Rapid response to reports of network attacks

What just happened?

Earlier this month, we were alerted by Huntress, one of our SOC partners, to a developing cybersecurity event targeting SonicWall firewalls. Huntress, which specializes in proactive threat hunting rather than just prevention, was one of two companies (the other was Arctic Wolf) to first recognize a pattern of attack across a large number of SonicWall devices.

Of particular concern, attackers were able to bypass MFA on firewalls running one of the more modern and frequently used kinds of VPN to deploy ransomware. MFA (multi-factor authentication) is the layer of additional security that lets cybersecurity officers and Macktez team members sleep at night. In this case, evidence suggested that these firewalls — the primary point of defense for any local network — were vulnerable even with MFA enabled.

Of course, Huntress also alerted SonicWall. And though SonicWall was not able to immediately confirm the attack pattern or identify a root cause, Huntress and Arctic Wolf provided sufficient evidence to convince SonicWall that the threat was real and needed to be contained.

Erring on the side of security, SonicWall advised all impacted users to disable SSL VPN immediately while its investigation continued. And Macktez followed that recommendation right away for all impacted client networks: we suspended SSL VPN service to secure their environments until a permanent update was issued by SonicWall.

Why it’s important

This vulnerability turned out not to be a “zero-day” exploit (a cyberattack that preys on a previously unknown vulnerability) as was initially suspected, but the overall response of the security community — and that of Macktez’s security team — was appropriately decisive in identifying the service that could be exploited and shutting it down to protect clients from an active exploit. Before SonicWall could provide a more nuanced remedy, it made sense to just close down the road cyberattackers were riding.

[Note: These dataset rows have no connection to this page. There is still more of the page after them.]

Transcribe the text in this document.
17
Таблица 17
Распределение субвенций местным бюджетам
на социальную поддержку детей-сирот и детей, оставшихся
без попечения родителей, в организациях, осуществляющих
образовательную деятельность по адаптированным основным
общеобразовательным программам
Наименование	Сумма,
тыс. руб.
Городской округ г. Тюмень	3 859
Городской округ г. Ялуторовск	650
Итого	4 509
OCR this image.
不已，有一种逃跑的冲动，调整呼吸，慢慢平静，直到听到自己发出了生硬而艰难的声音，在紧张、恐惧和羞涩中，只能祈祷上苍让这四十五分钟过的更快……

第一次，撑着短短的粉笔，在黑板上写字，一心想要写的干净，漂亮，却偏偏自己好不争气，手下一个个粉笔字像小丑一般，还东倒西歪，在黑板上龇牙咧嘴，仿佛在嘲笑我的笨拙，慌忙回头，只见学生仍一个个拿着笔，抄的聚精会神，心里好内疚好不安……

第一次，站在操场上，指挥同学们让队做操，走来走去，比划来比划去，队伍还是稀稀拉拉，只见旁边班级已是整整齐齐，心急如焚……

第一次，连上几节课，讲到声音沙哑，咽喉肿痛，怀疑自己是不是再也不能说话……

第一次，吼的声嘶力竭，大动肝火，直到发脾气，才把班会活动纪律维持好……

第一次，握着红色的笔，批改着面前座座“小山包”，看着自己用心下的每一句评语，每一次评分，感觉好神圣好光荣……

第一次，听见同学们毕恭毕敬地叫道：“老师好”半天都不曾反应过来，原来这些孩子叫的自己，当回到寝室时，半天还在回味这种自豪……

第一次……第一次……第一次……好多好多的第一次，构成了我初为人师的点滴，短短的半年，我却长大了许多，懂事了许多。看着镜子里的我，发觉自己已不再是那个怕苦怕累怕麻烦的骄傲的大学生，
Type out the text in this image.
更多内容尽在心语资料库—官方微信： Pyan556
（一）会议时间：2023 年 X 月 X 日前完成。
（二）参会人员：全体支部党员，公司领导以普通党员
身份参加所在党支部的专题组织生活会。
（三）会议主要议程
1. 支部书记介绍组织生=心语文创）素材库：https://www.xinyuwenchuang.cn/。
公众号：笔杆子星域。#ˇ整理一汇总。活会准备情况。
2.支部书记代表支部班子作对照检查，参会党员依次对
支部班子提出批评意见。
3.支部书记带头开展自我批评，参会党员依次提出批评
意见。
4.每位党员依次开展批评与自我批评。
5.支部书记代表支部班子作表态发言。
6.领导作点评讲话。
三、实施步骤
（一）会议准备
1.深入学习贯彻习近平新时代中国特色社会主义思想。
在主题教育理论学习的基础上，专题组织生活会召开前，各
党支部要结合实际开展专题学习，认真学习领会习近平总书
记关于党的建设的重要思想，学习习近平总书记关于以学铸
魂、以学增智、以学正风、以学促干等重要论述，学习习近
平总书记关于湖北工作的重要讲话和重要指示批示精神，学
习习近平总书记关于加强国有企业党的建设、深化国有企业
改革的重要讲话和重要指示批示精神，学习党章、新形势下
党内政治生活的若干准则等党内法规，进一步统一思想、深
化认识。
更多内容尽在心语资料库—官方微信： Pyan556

Not every reported vulnerability requires immediate action, but in this case, the potential exposure to ransomware and the strong reputations of the entities reporting on the event were sufficient to provoke a quick response all around.

What we learned

The value to Macktez — and to our clients — of partnering with the cybersecurity team at Huntress for network security is multifaceted. Huntress provides organizations with access to a level of cybersecurity expertise and 24/7 vigilance that would be difficult and costly to achieve independently.

By focusing on human-powered threat hunting, rapid response, and a deep understanding of the tactics used by modern adversaries, Huntress empowers businesses to not only defend against current threats but also to build a more resilient and secure digital future. Huntress is not just a security solution; it’s a strategic investment in an organization’s long-term success and cyber-resilience.

What you should know

Malicious actors continually probe networks and devices, seeking to identify vulnerabilities. Most organizations, on their own, don’t have the resources to protect themselves against all these threats. Collaborating with a trusted partner like Macktez to help manage network, device, and identity security is a critical part of modern-day operations.